Today, I was at the Bangalore office of a Technology Solutions company. The office is located in central Bangalore in a tall building in a busy area. The company is a fairly popular one, headquartered in New Jersey, USA. So, I think it is reason enough to believe (without any prejudice) that they tend to adhere to American standards and follow American practices. I was there to meet a friend’s friend who brought back for me, the phone I forgot and left behind during my visit to the US earlier this year.
I walked in to the building, towards the security desk (which also did the job of a reception desk) and asked them where the lift was. He said, “which office maám?” I told him that I did not know what the name of the company is and I know for certain that I need to get to the 6th floor. The man refused to give me any directions unless I told him which company I want to go to. I made a call and found out. I was going to company ‘N’. He showed me way. I took the lift and reached the 6th floor.
I was met by another security official there who asked me, rather politely, what I was there for. I told him that I was there to meet this particular Gentleman. He asked me to record my details in a register. The columns it had are: Name, where from, who to meet, official/ personal, mobile number, time in, time out and signature. I filled my name without last name or even initials. I left the ‘where from’ column empty. I wrote the person’s name that I was there to meet and marked it personal. I filled the time in details and nothing else. I signed my initials at the end.
In the mean time, the security official was filling some form. He asked me where I was from. I asked what he means and he said ”Are you from Bangalore”? I said yes and he wrote that on the form. He then filled in details of time in and handed me the form and told me in no uncertain terms that I need to get that signed by the person I was here to meet.
Immediately after, he asked me if I had a phone. Well, yes. He asked me to switch it off. I looked at him thinking “I was going to meet someone for not more than 2 minutes”. He then asked me if there was a camera in my phone. Damn, yes. It had to be switched off. He opened the door and led me in. He asked me to wait and left the scene. I met whom I was there to meet and left the place. The security official promptly took back everything that he gave me and let me go.
After giving you every little detail of the procedure that company followed, I have a few questions the answers to which will substantiate my argument that we are brainlessly following American procedures without any thought of adapting it for the Indian milieu.
Firstly, what could possibly be the reason they are asking for my details? Security, may be? In case I take away some valuable information from the company, they will know who I am? Or may be in case I bomb the place, they can find me? Or may be just to keep track of who is visiting who? In all these cases (or any other, as the case may be) they will NOT be able to track my identity. Even under the assumption that I gave all my original details, with only my first name and my city of residence, it is highly unlikely they will be able to find me. Even if they had a picture of mine recorded on their CCTV system, they can NOT get too far.
Next, what is with my phone being switched off? If I intended to take pictures of the place, would I not have a hidden camera in my bag? Or even a pen camera in my pocket? Will I try to conspicuously use my phone? Or do they have their confidential information at the reception desk that I am going to text to a competitor?

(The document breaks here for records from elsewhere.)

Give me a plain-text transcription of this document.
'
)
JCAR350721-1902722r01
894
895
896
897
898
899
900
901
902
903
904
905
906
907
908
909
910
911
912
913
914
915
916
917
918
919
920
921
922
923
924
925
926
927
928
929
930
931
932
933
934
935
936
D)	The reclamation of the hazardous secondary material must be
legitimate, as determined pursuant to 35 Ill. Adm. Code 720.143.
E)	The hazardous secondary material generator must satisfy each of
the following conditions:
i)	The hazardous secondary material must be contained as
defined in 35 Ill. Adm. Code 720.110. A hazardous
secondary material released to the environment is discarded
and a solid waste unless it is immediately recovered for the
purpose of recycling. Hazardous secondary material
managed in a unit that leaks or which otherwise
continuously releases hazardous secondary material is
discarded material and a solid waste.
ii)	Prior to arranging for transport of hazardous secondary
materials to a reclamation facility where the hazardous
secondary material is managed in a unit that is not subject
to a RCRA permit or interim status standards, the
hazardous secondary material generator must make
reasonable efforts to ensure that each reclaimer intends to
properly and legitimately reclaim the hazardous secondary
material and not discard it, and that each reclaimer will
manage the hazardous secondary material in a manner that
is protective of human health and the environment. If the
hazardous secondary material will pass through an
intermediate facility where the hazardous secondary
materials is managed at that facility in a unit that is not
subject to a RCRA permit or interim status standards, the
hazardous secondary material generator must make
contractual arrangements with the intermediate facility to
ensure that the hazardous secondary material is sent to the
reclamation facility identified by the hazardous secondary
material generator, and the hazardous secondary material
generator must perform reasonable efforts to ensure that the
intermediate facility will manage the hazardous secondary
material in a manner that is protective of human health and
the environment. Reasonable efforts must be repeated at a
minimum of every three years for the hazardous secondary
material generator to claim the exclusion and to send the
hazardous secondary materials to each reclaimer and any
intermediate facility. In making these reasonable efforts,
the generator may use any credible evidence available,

What’s the logic yo?
Finally, if I had given them false details, how are they to know?
The point I am making here is not the futility of taking visitors’ details. I am not so disillusioned to think no details need to be recorded. But, I do insist on doing it right if there is anything to be done. If you want my name, why not ask me for ID? For reference, why not take down my licence number or any such detail that would establish my ID (very likely I would not want to give you that). But, in case I was a terrorist or a traitor, you would at least know who I am. Why not do it electronically so that I can be searched for in a database, if need be? If it is a discipline issue, to see how many employees have how many visitors, wouldn’t this make more sense?
Are we just following the West? A name and location combination is the States or the UK would generate reasonable search results that can be worked on to find me. In Bangalore, I bet one cannot find my details unless I am already in Police records. In such a case, shouldn’t we at least do a complete job of what we intend to do?